NEW DELHI — India’s new prime minister, Narendra Modi, celebrated his 64th birthday on Wednesday by hosting President Xi Jinping of China in his home state of Gujarat, as the leaders of Asia’s two giants lay the foundation for a long-term relationship that carries huge stakes for both.
It is the first visit of a Chinese president to India in eight years — only the third in history — and the reasons for mutual good will are compelling.
China has the ability to channel billions of dollars into Indian infrastructure and manufacturing projects, allowing Modi to pursue the job-creation agenda that was at the heart of his campaign. China, meanwhile, needs calm on its southwestern border to offset tense relationships with Japan, Vietnam, the Philippines and the United States. State-run Chinese newspapers have lavished praise on Modi, intimating that he has the potential to set India on a Chinese-style economic growth trajectory.
But those interests are balanced by deep historical mistrust on security matters.
Indeed, even as India prepared an opulent riverfront dinner for Xi in Gujarat this week, troops and slogan-chanting civilians were facing off along the disputed border between China and India, where the two countries fought a brief war in 1962. India has discussed beefing up maritime cooperation with the navies of Australia and Japan and proposed tighter defense and energy ties with Vietnam — all moves that could be seen as a challenge to China. Meanwhile, China is building ports and other facilities throughout South Asia, a so-called string of pearls strategy that India views warily.
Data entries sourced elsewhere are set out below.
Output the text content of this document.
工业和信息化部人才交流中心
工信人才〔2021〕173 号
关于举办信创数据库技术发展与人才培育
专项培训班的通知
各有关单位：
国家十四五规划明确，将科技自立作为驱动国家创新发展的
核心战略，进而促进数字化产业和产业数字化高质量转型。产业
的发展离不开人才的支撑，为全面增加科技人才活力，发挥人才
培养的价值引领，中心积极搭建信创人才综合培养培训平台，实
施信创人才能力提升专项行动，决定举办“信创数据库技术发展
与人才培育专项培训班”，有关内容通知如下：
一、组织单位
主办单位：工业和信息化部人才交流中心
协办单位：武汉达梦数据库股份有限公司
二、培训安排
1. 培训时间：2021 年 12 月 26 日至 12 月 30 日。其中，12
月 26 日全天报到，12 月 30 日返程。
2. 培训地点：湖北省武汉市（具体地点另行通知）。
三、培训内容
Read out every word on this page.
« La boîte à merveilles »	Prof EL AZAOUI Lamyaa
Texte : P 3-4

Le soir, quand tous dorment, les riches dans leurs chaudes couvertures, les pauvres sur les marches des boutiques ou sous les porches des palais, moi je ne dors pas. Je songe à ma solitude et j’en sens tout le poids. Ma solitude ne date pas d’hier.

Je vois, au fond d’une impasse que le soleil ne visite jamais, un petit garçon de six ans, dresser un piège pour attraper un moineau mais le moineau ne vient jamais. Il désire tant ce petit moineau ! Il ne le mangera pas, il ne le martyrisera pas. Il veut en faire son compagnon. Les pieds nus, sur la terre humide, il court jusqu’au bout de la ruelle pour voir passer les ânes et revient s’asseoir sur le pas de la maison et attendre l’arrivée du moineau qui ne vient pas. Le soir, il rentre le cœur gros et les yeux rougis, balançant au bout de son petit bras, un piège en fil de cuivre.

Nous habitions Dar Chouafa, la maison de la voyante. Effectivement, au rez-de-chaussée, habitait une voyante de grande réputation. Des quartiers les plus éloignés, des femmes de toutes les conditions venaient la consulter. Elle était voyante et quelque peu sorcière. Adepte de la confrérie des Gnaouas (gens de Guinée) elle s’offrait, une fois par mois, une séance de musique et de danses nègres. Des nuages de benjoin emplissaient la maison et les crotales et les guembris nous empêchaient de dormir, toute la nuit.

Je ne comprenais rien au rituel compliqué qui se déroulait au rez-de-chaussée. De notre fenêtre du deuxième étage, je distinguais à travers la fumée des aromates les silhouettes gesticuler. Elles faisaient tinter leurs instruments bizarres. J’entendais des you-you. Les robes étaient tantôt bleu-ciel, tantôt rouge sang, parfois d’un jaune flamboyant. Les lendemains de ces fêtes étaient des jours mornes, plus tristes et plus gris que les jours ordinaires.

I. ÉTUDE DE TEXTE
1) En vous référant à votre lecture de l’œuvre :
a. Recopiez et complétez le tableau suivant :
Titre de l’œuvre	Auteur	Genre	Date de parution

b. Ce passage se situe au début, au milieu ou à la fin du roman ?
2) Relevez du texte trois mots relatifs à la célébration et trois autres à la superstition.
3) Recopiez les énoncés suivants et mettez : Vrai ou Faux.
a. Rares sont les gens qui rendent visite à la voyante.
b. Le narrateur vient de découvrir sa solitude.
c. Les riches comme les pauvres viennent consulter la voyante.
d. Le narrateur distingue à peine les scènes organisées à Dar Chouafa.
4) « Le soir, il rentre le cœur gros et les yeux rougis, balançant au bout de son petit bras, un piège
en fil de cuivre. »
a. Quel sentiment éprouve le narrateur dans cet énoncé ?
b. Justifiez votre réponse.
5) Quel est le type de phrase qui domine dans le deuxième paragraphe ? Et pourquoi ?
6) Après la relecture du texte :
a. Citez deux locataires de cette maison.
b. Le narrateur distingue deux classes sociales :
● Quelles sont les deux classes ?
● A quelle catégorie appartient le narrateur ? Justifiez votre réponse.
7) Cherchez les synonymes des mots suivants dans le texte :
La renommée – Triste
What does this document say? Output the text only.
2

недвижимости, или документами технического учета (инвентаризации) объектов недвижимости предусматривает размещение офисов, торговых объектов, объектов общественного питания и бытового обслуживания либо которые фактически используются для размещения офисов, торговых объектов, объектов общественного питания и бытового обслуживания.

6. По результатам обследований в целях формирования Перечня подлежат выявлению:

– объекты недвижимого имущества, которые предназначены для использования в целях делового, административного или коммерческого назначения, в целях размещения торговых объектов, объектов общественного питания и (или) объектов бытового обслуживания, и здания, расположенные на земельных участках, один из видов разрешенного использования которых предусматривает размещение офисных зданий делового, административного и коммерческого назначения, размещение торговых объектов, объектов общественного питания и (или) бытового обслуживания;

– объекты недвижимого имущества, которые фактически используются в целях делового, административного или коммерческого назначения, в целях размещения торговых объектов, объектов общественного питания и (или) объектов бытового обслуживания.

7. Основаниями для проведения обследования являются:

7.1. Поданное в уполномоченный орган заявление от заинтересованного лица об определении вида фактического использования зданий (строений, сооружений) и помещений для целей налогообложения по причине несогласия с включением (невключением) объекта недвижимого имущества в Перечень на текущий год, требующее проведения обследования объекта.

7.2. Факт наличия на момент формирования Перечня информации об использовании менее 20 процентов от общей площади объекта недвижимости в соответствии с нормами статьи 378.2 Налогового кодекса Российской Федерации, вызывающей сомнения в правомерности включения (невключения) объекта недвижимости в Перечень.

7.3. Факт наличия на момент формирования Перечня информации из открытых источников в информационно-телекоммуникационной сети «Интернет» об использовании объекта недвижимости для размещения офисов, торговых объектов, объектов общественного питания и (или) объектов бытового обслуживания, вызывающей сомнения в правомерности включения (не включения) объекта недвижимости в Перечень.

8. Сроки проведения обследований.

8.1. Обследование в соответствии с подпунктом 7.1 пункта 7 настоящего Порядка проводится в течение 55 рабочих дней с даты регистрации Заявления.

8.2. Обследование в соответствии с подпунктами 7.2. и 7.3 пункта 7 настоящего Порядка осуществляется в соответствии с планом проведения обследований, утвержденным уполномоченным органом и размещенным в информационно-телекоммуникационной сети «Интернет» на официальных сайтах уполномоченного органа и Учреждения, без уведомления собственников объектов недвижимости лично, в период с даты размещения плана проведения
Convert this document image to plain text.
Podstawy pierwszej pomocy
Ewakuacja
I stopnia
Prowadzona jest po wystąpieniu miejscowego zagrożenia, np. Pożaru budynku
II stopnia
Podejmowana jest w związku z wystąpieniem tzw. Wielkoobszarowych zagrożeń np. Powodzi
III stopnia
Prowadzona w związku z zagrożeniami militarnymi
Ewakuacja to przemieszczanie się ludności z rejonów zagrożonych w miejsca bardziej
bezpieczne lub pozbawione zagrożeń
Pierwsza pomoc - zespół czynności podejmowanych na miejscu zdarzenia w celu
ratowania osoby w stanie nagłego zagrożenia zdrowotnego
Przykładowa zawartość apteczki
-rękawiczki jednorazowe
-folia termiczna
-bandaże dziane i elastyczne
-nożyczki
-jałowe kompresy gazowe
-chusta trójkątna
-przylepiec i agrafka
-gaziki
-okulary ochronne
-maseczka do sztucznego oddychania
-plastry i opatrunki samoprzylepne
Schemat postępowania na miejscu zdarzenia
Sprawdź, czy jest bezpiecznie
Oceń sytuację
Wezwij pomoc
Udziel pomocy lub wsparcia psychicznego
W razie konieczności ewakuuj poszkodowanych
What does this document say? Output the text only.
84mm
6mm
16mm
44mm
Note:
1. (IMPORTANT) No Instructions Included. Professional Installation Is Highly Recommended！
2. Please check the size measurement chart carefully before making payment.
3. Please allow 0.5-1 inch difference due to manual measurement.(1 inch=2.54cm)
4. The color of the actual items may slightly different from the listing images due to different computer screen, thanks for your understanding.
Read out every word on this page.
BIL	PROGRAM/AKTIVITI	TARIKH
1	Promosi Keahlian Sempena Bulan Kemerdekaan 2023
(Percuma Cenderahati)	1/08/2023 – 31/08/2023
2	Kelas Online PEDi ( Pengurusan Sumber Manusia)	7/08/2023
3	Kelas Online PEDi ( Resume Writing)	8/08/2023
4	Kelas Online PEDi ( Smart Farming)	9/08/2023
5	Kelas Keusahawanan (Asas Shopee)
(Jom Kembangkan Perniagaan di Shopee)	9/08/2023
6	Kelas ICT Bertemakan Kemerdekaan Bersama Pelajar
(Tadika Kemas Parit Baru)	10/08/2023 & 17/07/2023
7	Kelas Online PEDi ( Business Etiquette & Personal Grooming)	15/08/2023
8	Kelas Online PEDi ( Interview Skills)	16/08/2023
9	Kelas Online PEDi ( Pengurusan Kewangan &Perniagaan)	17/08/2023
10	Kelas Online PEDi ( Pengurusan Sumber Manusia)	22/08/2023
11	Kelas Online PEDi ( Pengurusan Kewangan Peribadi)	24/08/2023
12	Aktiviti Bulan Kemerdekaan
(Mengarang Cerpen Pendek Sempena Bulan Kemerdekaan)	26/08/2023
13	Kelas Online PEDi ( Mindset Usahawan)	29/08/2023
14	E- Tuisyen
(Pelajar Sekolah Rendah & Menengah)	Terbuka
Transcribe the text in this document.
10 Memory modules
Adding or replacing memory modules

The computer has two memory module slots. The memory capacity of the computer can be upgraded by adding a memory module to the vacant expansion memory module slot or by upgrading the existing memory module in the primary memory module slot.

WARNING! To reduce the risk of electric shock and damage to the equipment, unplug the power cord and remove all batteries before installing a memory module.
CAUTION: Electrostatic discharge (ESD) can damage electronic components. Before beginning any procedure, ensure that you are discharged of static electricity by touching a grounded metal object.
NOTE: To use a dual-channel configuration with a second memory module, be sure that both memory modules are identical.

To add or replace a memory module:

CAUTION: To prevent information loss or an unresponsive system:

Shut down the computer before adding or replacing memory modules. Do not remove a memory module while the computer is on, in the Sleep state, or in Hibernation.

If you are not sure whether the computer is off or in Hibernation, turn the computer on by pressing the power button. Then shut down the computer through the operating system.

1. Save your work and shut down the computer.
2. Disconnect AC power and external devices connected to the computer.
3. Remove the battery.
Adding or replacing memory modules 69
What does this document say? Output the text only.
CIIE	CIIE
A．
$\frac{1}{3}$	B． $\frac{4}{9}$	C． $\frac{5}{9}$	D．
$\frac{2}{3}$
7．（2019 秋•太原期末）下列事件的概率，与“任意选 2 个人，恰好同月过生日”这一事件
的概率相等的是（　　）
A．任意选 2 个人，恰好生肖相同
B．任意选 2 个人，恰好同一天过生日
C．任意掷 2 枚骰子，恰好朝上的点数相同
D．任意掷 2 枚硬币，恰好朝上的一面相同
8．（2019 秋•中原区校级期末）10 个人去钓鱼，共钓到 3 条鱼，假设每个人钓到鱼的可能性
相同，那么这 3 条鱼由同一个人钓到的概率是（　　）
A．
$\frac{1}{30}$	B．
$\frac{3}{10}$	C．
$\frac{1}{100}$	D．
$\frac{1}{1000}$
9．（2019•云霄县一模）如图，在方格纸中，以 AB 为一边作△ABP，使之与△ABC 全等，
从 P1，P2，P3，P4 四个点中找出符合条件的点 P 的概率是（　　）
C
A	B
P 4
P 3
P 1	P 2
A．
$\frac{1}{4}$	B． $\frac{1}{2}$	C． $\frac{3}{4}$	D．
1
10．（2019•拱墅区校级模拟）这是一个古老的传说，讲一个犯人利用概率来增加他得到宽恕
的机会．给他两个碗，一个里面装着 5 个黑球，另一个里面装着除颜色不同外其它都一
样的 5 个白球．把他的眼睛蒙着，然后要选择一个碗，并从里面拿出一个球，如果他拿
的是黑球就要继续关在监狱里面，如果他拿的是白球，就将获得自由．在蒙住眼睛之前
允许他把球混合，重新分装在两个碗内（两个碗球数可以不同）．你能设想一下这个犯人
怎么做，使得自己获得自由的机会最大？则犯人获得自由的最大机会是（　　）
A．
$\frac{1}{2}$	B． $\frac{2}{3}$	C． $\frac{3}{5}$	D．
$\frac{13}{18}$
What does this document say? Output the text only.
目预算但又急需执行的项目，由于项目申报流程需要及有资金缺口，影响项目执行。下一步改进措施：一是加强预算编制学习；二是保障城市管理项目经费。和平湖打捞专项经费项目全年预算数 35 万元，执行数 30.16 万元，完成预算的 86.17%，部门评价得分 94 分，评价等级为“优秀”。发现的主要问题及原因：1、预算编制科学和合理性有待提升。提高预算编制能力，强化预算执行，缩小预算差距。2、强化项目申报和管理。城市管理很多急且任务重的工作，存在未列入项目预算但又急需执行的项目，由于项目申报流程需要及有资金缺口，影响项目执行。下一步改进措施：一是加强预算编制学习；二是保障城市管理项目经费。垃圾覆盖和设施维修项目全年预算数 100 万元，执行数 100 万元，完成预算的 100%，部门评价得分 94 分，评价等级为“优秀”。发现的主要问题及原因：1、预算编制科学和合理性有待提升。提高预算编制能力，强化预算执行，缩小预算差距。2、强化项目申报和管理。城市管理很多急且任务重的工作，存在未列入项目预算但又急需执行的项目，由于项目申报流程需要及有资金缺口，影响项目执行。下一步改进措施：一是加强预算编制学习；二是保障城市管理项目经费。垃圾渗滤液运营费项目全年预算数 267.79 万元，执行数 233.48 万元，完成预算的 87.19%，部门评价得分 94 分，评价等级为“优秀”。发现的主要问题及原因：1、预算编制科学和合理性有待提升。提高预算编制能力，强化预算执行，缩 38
M.J. Akbar, a spokesman for Modi’s Bharatiya Janata Party, said the new government would assert India’s role as a leading power in the region without fear of irritating China.
The Chinese leader’s three-day visit will be marked by a charm offensive on both sides. In what officials described as an unusual gesture, Modi agreed to greet Xi in person Wednesday when he arrived at his hotel in Ahmedabad, the commercial hub of Gujarat. The two were then scheduled to meet at a private dinner.
In a commentary published Wednesday in The Hindu, a daily newspaper, Xi argued for closer economic cooperation between China and India, which he described as “the world’s factory” and the “world’s back office.” He said China could help India improve its infrastructure and manufacturing base and open Chinese markets to Indian pharmaceuticals and IT services — a move that could narrow the $30 billion trade imbalance between the two countries.